PASS Backup of BIP39 phrase is in settings. Wallet reminds users to backup the phrase.

NOTE Full wallet metadata can be backed up to local disk from the Chrome browser, or to iCloud from iOS.

• Restoring wallet from backup is working

PASS Wallets were restored from just the BIP39 phrase as well as with full metadata from the saved backup

NOTE Funds were restored to wallets from other developers, such as Multibit HD, using the BIP39 phrase

• Source code is public and kept up to date under version control system

PASS https://github.com/arcbit

• If user has no access to some of the private keys in a multi-signature wallet:

N/A

• Provides 2FA authentication feature

• Reminds the user to enable 2FA by email or in the main UI of the wallet

• User session is not persistent, or requires authentication for spending

• Gives control to the user over moving their funds out of the multi-signature wallet

• For hardware wallets:

N/A

• Uses the push model (computer malware cannot sign a transaction without user input)
• Protects the seed against unsigned firmware upgrades
• Supports importing custom seeds
• Provides source code and/or detailed specification for blackbox testing if using a closed-source Secure Element

Optional criteria (some could become requirements):

• Received independent security audit(s)

NOTE No known security audits

• Does not show "received from" Bitcoin addresses in the UI

PASS iOS app and Android app does not display "received from" addresses

FAIL Chrome app displays "received from" address; ArcBit has plans to address this

• Uses deterministic ECDSA nonces (RFC 6979)
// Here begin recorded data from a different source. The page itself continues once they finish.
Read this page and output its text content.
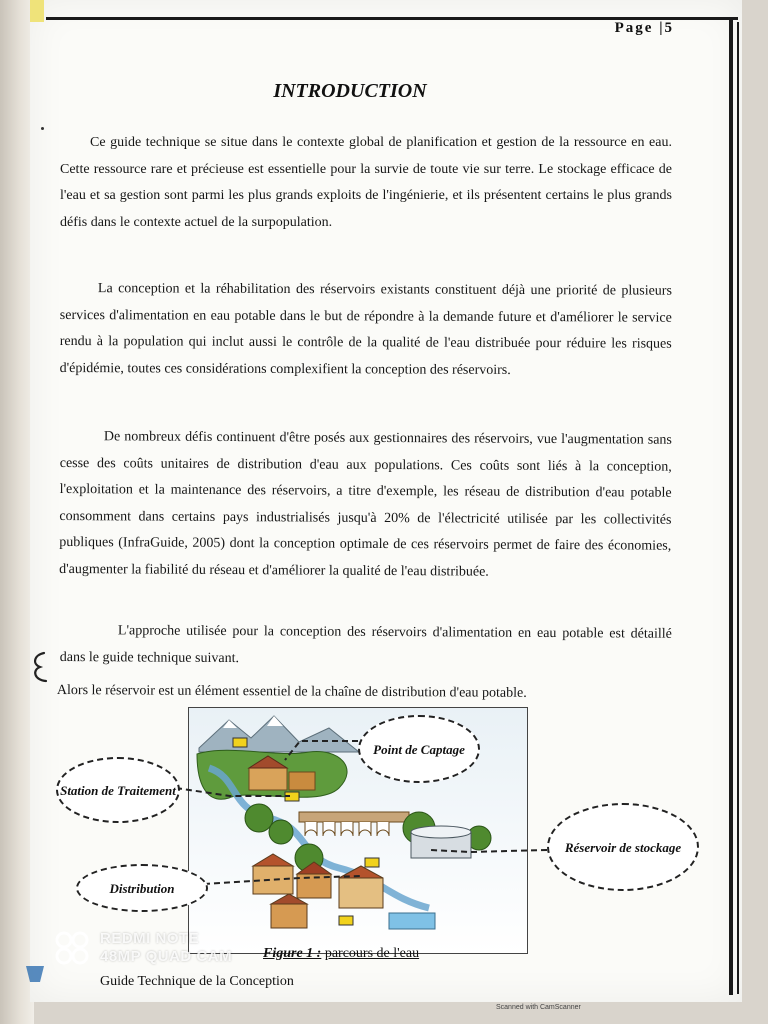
Page |5
INTRODUCTION

Ce guide technique se situe dans le contexte global de planification et gestion de la ressource en eau. Cette ressource rare et précieuse est essentielle pour la survie de toute vie sur terre. Le stockage efficace de l'eau et sa gestion sont parmi les plus grands exploits de l'ingénierie, et ils présentent certains le plus grands défis dans le contexte actuel de la surpopulation.

La conception et la réhabilitation des réservoirs existants constituent déjà une priorité de plusieurs services d'alimentation en eau potable dans le but de répondre à la demande future et d'améliorer le service rendu à la population qui inclut aussi le contrôle de la qualité de l'eau distribuée pour réduire les risques d'épidémie, toutes ces considérations complexifient la conception des réservoirs.

De nombreux défis continuent d'être posés aux gestionnaires des réservoirs, vue l'augmentation sans cesse des coûts unitaires de distribution d'eau aux populations. Ces coûts sont liés à la conception, l'exploitation et la maintenance des réservoirs, a titre d'exemple, les réseau de distribution d'eau potable consomment dans certains pays industrialisés jusqu'à 20% de l'électricité utilisée par les collectivités publiques (InfraGuide, 2005) dont la conception optimale de ces réservoirs permet de faire des économies, d'augmenter la fiabilité du réseau et d'améliorer la qualité de l'eau distribuée.

L'approche utilisée pour la conception des réservoirs d'alimentation en eau potable est détaillé dans le guide technique suivant.

Alors le réservoir est un élément essentiel de la chaîne de distribution d'eau potable.

Point de Captage
Station de Traitement
Réservoir de stockage
Distribution
Figure 1 : parcours de l'eau
REDMI NOTE
48MP QUAD CAM
Guide Technique de la Conception
Scanned with CamScanner
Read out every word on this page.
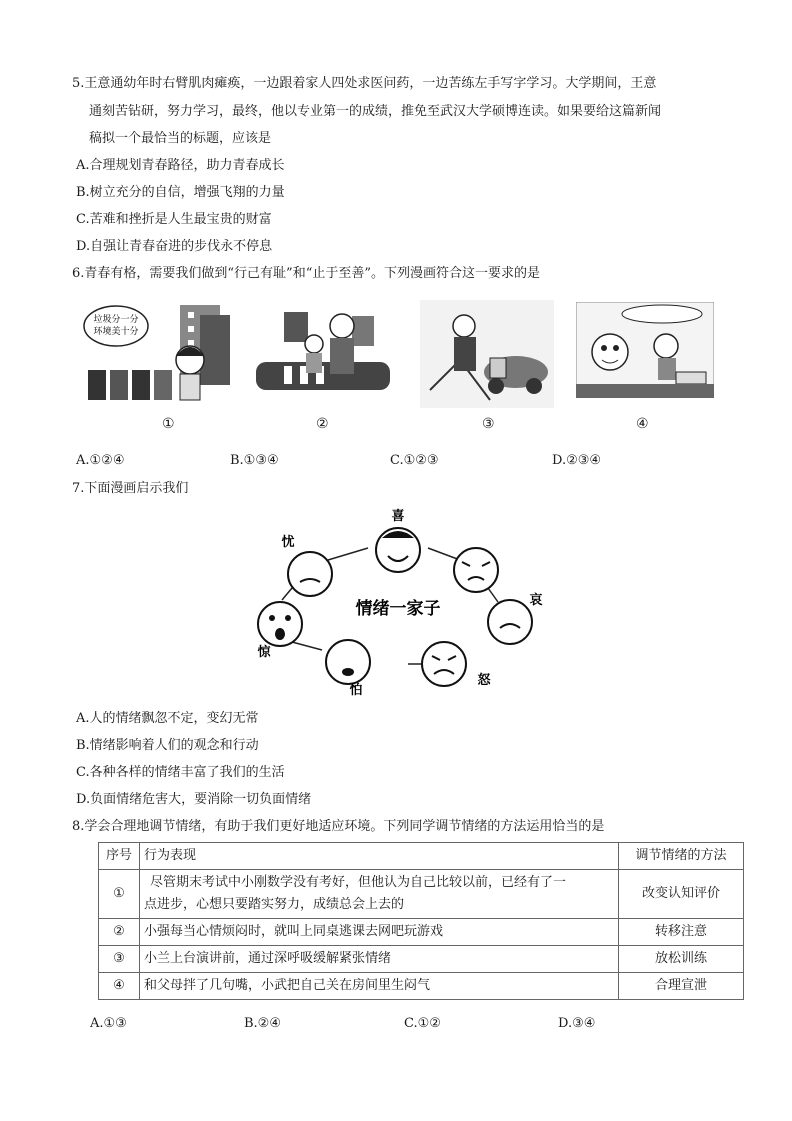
5.王意通幼年时右臂肌肉瘫痪，一边跟着家人四处求医问药，一边苦练左手写字学习。大学期间，王意
通刻苦钻研，努力学习，最终，他以专业第一的成绩，推免至武汉大学硕博连读。如果要给这篇新闻
稿拟一个最恰当的标题，应该是
A.合理规划青春路径，助力青春成长
B.树立充分的自信，增强飞翔的力量
C.苦难和挫折是人生最宝贵的财富
D.自强让青春奋进的步伐永不停息
6.青春有格，需要我们做到“行己有耻”和“止于至善”。下列漫画符合这一要求的是
垃圾分一分
环境美十分
①	②	③	④
A.①②④	B.①③④	C.①②③	D.②③④
7.下面漫画启示我们
喜
哀
怒
怕
惊
忧
情绪一家子
A.人的情绪飘忽不定，变幻无常
B.情绪影响着人们的观念和行动
C.各种各样的情绪丰富了我们的生活
D.负面情绪危害大，要消除一切负面情绪
8.学会合理地调节情绪，有助于我们更好地适应环境。下列同学调节情绪的方法运用恰当的是
序号	行为表现	调节情绪的方法
①	尽管期末考试中小刚数学没有考好，但他认为自己比较以前，已经有了一
点进步，心想只要踏实努力，成绩总会上去的	改变认知评价
②	小强每当心情烦闷时，就叫上同桌逃课去网吧玩游戏	转移注意
③	小兰上台演讲前，通过深呼吸缓解紧张情绪	放松训练
④	和父母拌了几句嘴，小武把自己关在房间里生闷气	合理宣泄
A.①③	B.②④	C.①②	D.③④
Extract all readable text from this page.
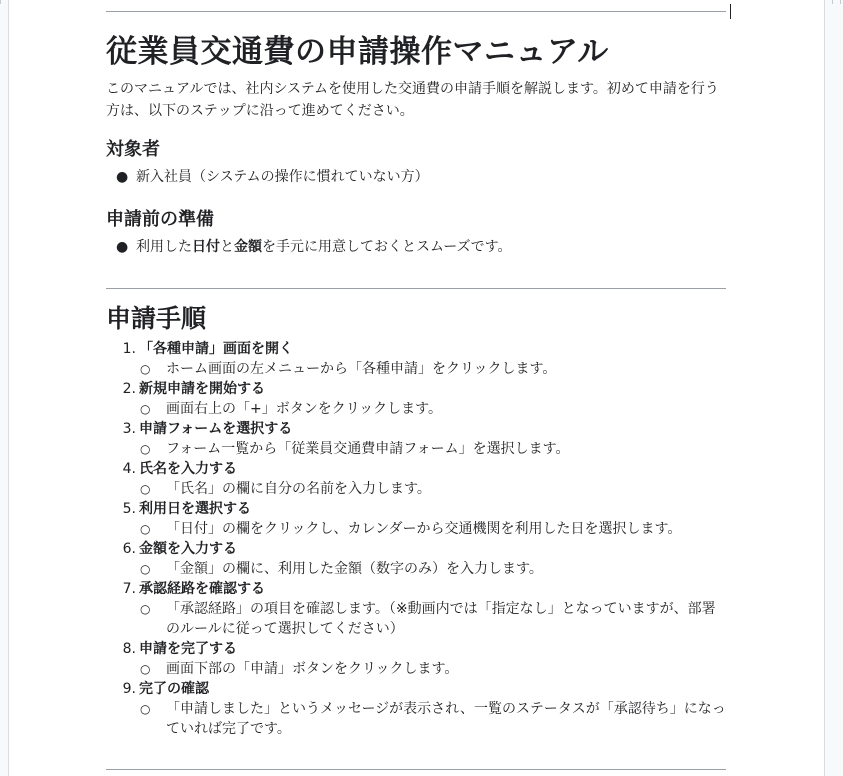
従業員交通費の申請操作マニュアル

このマニュアルでは、社内システムを使用した交通費の申請手順を解説します。初めて申請を行う方は、以下のステップに沿って進めてください。

対象者
● 新入社員（システムの操作に慣れていない方）
申請前の準備
● 利用した日付と金額を手元に用意しておくとスムーズです。
申請手順
1. 「各種申請」画面を開く
○ ホーム画面の左メニューから「各種申請」をクリックします。
2. 新規申請を開始する
○ 画面右上の「+」ボタンをクリックします。
3. 申請フォームを選択する
○ フォーム一覧から「従業員交通費申請フォーム」を選択します。
4. 氏名を入力する
○ 「氏名」の欄に自分の名前を入力します。
5. 利用日を選択する
○ 「日付」の欄をクリックし、カレンダーから交通機関を利用した日を選択します。
6. 金額を入力する
○ 「金額」の欄に、利用した金額（数字のみ）を入力します。
7. 承認経路を確認する
○ 「承認経路」の項目を確認します。（※動画内では「指定なし」となっていますが、部署のルールに従って選択してください）
8. 申請を完了する
○ 画面下部の「申請」ボタンをクリックします。
9. 完了の確認
○ 「申請しました」というメッセージが表示され、一覧のステータスが「承認待ち」になっていれば完了です。
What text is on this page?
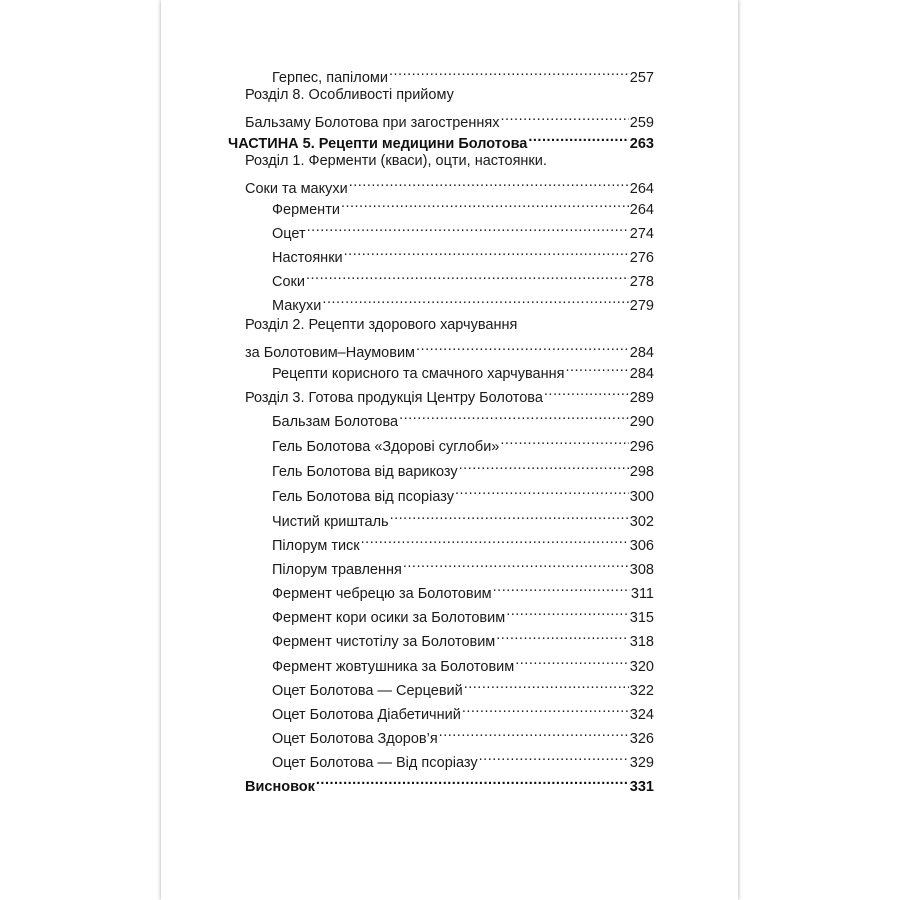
Герпес, папіломи .....	257
Розділ 8. Особливості прийому
Бальзаму Болотова при загостреннях .....	259
ЧАСТИНА 5. Рецепти медицини Болотова .....	263
Розділ 1. Ферменти (кваси), оцти, настоянки.
Соки та макухи .....	264
Ферменти .....	264
Оцет .....	274
Настоянки .....	276
Соки .....	278
Макухи .....	279
Розділ 2. Рецепти здорового харчування
за Болотовим–Наумовим .....	284
Рецепти корисного та смачного харчування .....	284
Розділ 3. Готова продукція Центру Болотова .....	289
Бальзам Болотова .....	290
Гель Болотова «Здорові суглоби» .....	296
Гель Болотова від варикозу .....	298
Гель Болотова від псоріазу .....	300
Чистий кришталь .....	302
Пілорум тиск .....	306
Пілорум травлення .....	308
Фермент чебрецю за Болотовим .....	311
Фермент кори осики за Болотовим .....	315
Фермент чистотілу за Болотовим .....	318
Фермент жовтушника за Болотовим .....	320
Оцет Болотова — Серцевий .....	322
Оцет Болотова Діабетичний .....	324
Оцет Болотова Здоров’я .....	326
Оцет Болотова — Від псоріазу .....	329
Висновок .....	331
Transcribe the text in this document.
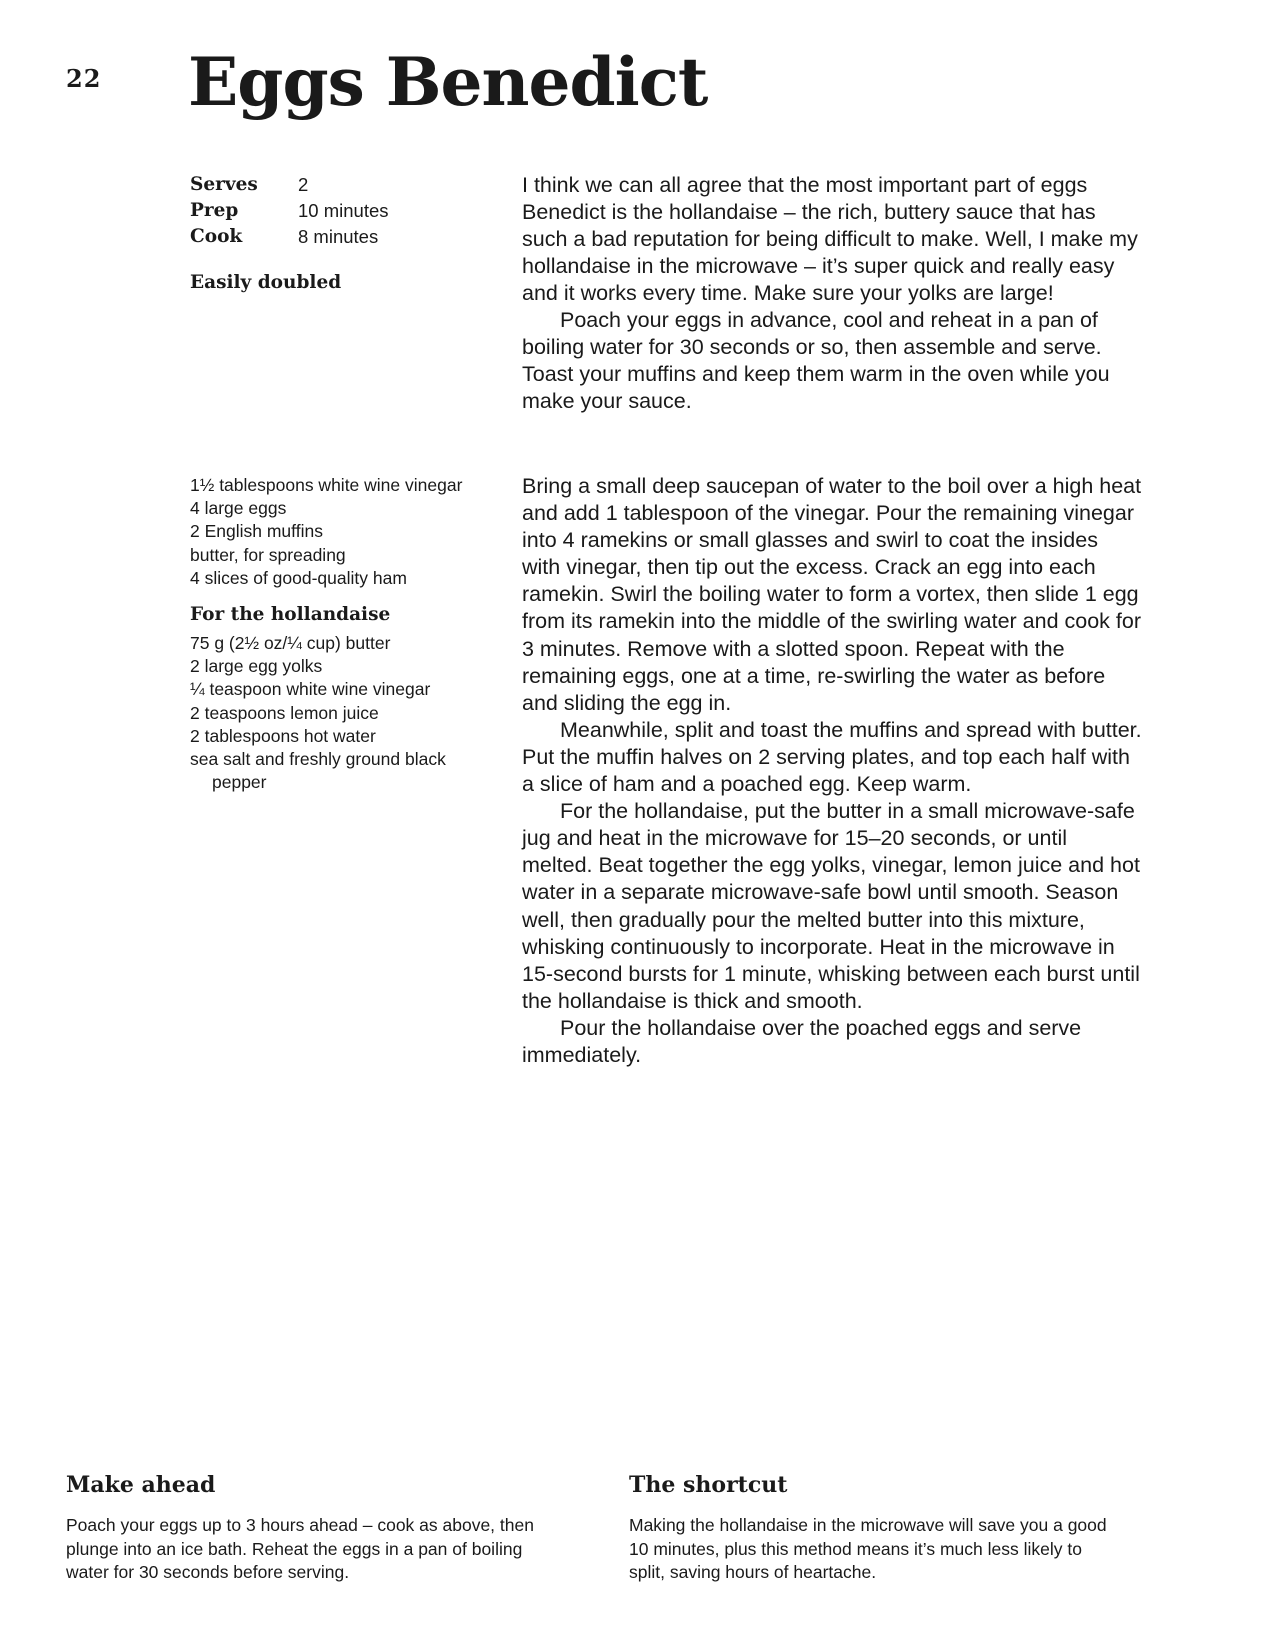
22 Eggs Benedict
Serves	2
Prep	10 minutes
Cook	8 minutes
Easily doubled

I think we can all agree that the most important part of eggs Benedict is the hollandaise – the rich, buttery sauce that has such a bad reputation for being difficult to make. Well, I make my hollandaise in the microwave – it’s super quick and really easy and it works every time. Make sure your yolks are large!

Poach your eggs in advance, cool and reheat in a pan of boiling water for 30 seconds or so, then assemble and serve. Toast your muffins and keep them warm in the oven while you make your sauce.

1½ tablespoons white wine vinegar
4 large eggs
2 English muffins
butter, for spreading
4 slices of good-quality ham
For the hollandaise
75 g (2½ oz/¼ cup) butter
2 large egg yolks
¼ teaspoon white wine vinegar
2 teaspoons lemon juice
2 tablespoons hot water
sea salt and freshly ground black pepper

Bring a small deep saucepan of water to the boil over a high heat and add 1 tablespoon of the vinegar. Pour the remaining vinegar into 4 ramekins or small glasses and swirl to coat the insides with vinegar, then tip out the excess. Crack an egg into each ramekin. Swirl the boiling water to form a vortex, then slide 1 egg from its ramekin into the middle of the swirling water and cook for 3 minutes. Remove with a slotted spoon. Repeat with the remaining eggs, one at a time, re-swirling the water as before and sliding the egg in.

Meanwhile, split and toast the muffins and spread with butter. Put the muffin halves on 2 serving plates, and top each half with a slice of ham and a poached egg. Keep warm.

For the hollandaise, put the butter in a small microwave-safe jug and heat in the microwave for 15–20 seconds, or until melted. Beat together the egg yolks, vinegar, lemon juice and hot water in a separate microwave-safe bowl until smooth. Season well, then gradually pour the melted butter into this mixture, whisking continuously to incorporate. Heat in the microwave in 15-second bursts for 1 minute, whisking between each burst until the hollandaise is thick and smooth.

Pour the hollandaise over the poached eggs and serve immediately.

Make ahead

Poach your eggs up to 3 hours ahead – cook as above, then plunge into an ice bath. Reheat the eggs in a pan of boiling water for 30 seconds before serving.

The shortcut

Making the hollandaise in the microwave will save you a good 10 minutes, plus this method means it’s much less likely to split, saving hours of heartache.
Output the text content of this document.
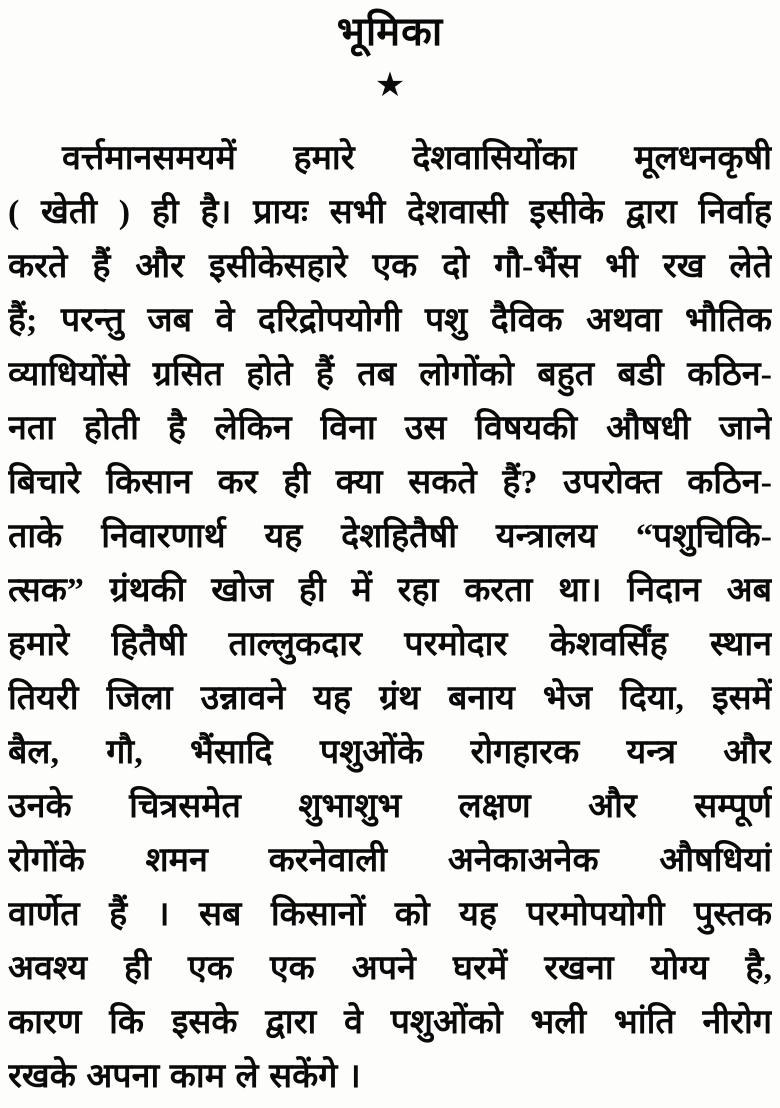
भूमिका
★
वर्त्तमानसमयमें हमारे देशवासियोंका मूलधनकृषी
( खेती ) ही है। प्रायः सभी देशवासी इसीके द्वारा निर्वाह
करते हैं और इसीकेसहारे एक दो गौ-भैंस भी रख लेते
हैं; परन्तु जब वे दरिद्रोपयोगी पशु दैविक अथवा भौतिक
व्याधियोंसे ग्रसित होते हैं तब लोगोंको बहुत बडी कठिन-
नता होती है लेकिन विना उस विषयकी औषधी जाने
बिचारे किसान कर ही क्या सकते हैं? उपरोक्त कठिन-
ताके निवारणार्थ यह देशहितैषी यन्त्रालय “पशुचिकि-
त्सक” ग्रंथकी खोज ही में रहा करता था। निदान अब
हमारे हितैषी ताल्लुकदार परमोदार केशवर्सिंह स्थान
तियरी जिला उन्नावने यह ग्रंथ बनाय भेज दिया, इसमें
बैल, गौ, भैंसादि पशुओंके रोगहारक यन्त्र और
उनके चित्रसमेत शुभाशुभ लक्षण और सम्पूर्ण
रोगोंके शमन करनेवाली अनेकाअनेक औषधियां
वार्णेत हैं । सब किसानों को यह परमोपयोगी पुस्तक
अवश्य ही एक एक अपने घरमें रखना योग्य है,
कारण कि इसके द्वारा वे पशुओंको भली भांति नीरोग
रखके अपना काम ले सकेंगे ।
PASS A transaction signed by the Android ArcBit wallet was duplicated and signed with custom code using pybitcointools which is RFC 6979 based. The signatures match. The other ArcBit wallets also use libraries which produce deterministic signatures.

• Provides a bug reporting policy on the website

PASS Provides a support email address on https://arcbit.io

• Website serving executable code or requiring authentication is included in the HSTS preload list

PASS https://arcbit.io has preload headers enabled and is pending submission

• If user has no access over its private keys:

N/A

• Full reserve audit(s)

• Insurance(s) against failures on their side

• Reminds the user to enable 2FA in the main UI of the wallet

• If user has exclusive access over its private keys:

  • Supports HD wallets (BIP32)

PASS Supports standard BIP44 with multiple accounts

• Provides users with step to print or write their wallet seed on setup

PASS New wallets popup a pointer to wallet backup in Settings

• Uses a strong KDF and key stretching for wallet storage and backups

PASS Uses 10k rounds of PBKDF2

• On desktop platform:
  • Encrypt the wallet by default

FAIL Does not encrypt (Chrome browser local storage) by default

NOTE There is an option to encrypt in Settings

• For hardware wallets:

N/A

• Prevents downgrading the firmware

[wbnns]

@stequald @crwatkins Thank you both very much for the work on this.

Unless others object, this will be merged on Wednesday, February 15th.